Valuing Australia's volunteers
The catastrophic bushfires that wrought horror and havoc across Australia highlighted just how vital volunteers are to the country.
Reactive measures to pay volunteer firefighters for their time as the fire season dragged on raised questions about the value of reimbursing volunteers when they take time off work.
It may sound counter-intuitive, but paid leave for volunteering has many benefits.
31% of Australians are involved in volunteering, contributing 743 million hours to the community each year. Despite these impressive figures, volunteering is on the decline in Australia. Time constraints – work, school, caring for children/ageing relatives – is a major barrier.
A number of organisations are working to address this issue. Including UTS, which recently introduced paid volunteer leave for our staff.
Social Justice Leave entitles UTS staff up to five days paid leave to volunteer their time, skills and abilities to positively impact the community.
Social Justice Leave at UTS
Social Justice Leave entitles continuing or fixed term staff up to five days paid leave to volunteer their time, skills and abilities to positively impact communities beyond our campus.
1. Select an organisation that exists for public benefit, is non-profit and has a social good or charitable purpose, and confirm they are happy to take you on
2. Speak with your supervisor to negotiate an appropriate time to take your leave to ensure the least amount of disruption to your work
A tip from Alex: "I think sometimes people feel really nervous to talk to their supervisors about these types of things and they feel like they're asking for something but they're not. You're entitled to it, just negotiate the time and space where it's appropriate to take that leave."
3. Fill out your ‘Application for Social Justice Leave’
4. Apply for leave in NEO
Full details about Social Justice Leave are on StaffConnect.
“I think that people have an innate drive to support others, and contribute,” said Alex Connor, Volunteering and Training Coordinator at the UTS Centre for Social Justice and Inclusion.
“I also think that volunteering is a way for a lot of people to develop self-awareness, develop new skills and really get to know themselves.”
In 2019, Alex used Social Justice Leave to volunteer for two organisations; TEDxSydney and the Living Building Institute.
At TEDxSydney, Alex managed speakers and performer registrations. With the Living Building Institute, a non-profit that looks at buildings that put positive net worth into the environment, she put her project management skills to use, by helping run a conference on sustainable building initiatives.
“I've always had to take annual leave to support my volunteering, so it felt amazing to be able to use Social Justice Leave,” Alex said.
“It felt as though something I thought was really important to support my community, my organisation also thought was really important.”
Volunteering in Australia has huge financial benefits, with research suggesting that it contributes $14.6 billion to the economy.
According to Alex, the Australian public are becoming more focussed on purpose in their jobs and extra-curricular endeavours.
It’s not just about profit-driven business anymore. “Some are doing entrepreneurship, some are doing social enterprise, but increasingly they're looking for organisations where they feel like they can also give back.”

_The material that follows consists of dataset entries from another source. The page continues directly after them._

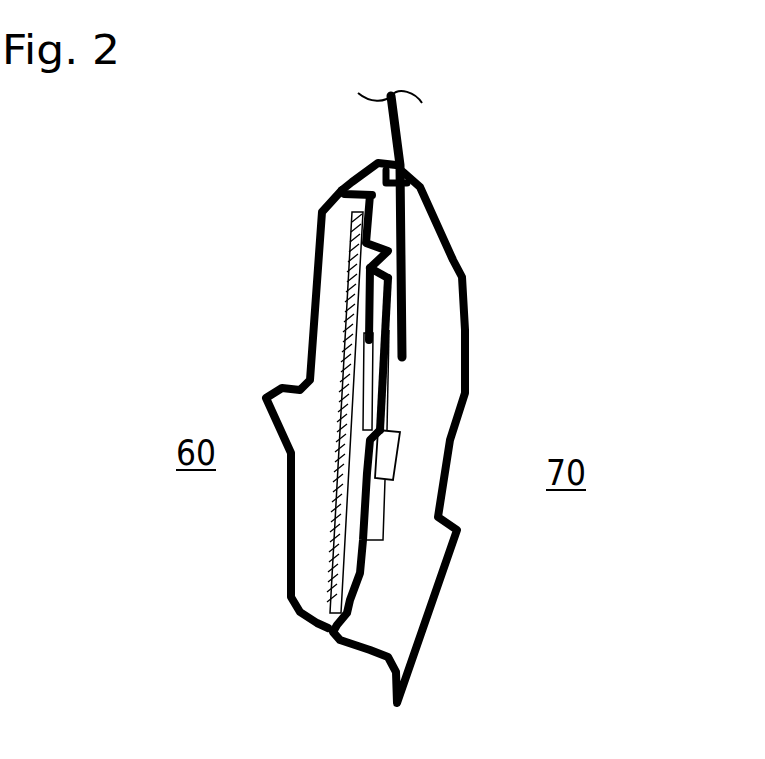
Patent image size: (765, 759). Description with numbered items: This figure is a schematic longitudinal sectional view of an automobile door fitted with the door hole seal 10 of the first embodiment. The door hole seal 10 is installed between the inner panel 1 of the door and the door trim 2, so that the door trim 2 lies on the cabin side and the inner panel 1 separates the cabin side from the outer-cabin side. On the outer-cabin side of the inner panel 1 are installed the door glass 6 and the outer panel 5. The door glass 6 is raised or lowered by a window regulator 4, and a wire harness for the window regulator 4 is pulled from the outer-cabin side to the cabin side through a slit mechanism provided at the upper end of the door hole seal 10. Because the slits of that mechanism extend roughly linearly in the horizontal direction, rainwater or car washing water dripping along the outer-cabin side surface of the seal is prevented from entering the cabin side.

The inner panel 1 is at (376, 240).
The door trim 2 is at (310, 322).
The window regulator 4 is at (383, 405).
The outer panel 5 is at (467, 310).
The door glass 6 is at (400, 150).
The door hole seal 10 is at (347, 280).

Institutions like UTS are in the perfect position to facilitate this shift. But we are not alone.
Since 2003, PwC has run its own volunteer program, to allow employees to contribute to a cause they are passionate about, build relationships and networks, gain new skills and experiences, and increase their understanding of key social issues.
“Our firm supports social impact as a key way to deliver on our purpose as well as to provide opportunities to our people that are engaging, rewarding and offer great professional development.

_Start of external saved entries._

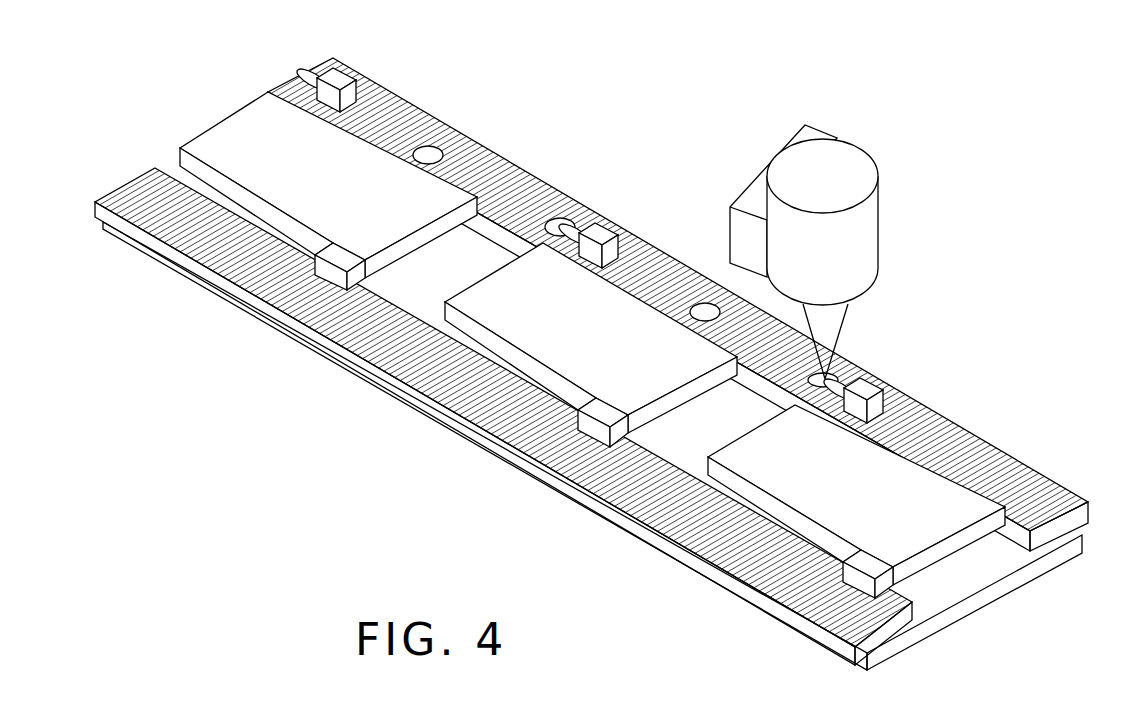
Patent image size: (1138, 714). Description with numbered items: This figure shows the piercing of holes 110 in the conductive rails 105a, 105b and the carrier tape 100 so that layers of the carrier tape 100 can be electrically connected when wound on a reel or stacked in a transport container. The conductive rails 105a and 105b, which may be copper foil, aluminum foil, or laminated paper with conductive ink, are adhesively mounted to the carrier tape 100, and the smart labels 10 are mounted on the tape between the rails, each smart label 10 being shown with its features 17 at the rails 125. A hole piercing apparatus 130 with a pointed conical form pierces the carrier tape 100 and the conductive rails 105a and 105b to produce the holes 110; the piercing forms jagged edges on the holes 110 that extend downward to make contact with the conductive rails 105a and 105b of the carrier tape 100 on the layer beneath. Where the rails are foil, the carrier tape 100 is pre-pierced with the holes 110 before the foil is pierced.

The smart label 10 is at (383, 158).
The tab / slot of smart label 17 is at (322, 78).
The carrier tape 100 is at (975, 598).
The conductive rail 105a is at (1053, 530).
The conductive rail 105b is at (887, 633).
The hole 110 is at (563, 218).
The guide rail 125 is at (600, 383).
The hole piercing apparatus 130 is at (863, 215).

“There’s a growing expectation that business shouldn’t exist solely to generate a profit for shareholders,” said PwC Partner (Social Impact), Rosalie Wilkie.
Organisations and companies also stand to benefit. In Alex’s experience, “whenever a staff member gets a chance to go and volunteer you're exposed to a new environment, you're exposed to new experiences and you actually bring that value back to your day job.”
PwC actively encourage employees to use ‘Social Impact Time’ as part of their career development. People can do this through skilled and community volunteering, pro or low bono engagements, mentoring and being an internal champion for homelessness, reconciliation and the environment – three issues that PwC has chosen to focus on.
“The world is changing rapidly and we need new approaches from government, academia, business and community to solve complex social issues,” said Rosalie.
There’s no denying the momentous impact that volunteers have on Australia. Without them, there would be no school canteens running, sporting clubs would be without coaches and umpires, and Australia might still be on fire.
“We're very lucky in Australia,” reflects Alex. “We have a very high volunteering culture and a very strong sense of responsibility to each other. That's hugely powerful. The more people get the chance to express that and feel that really shifts the way that we treat each other.”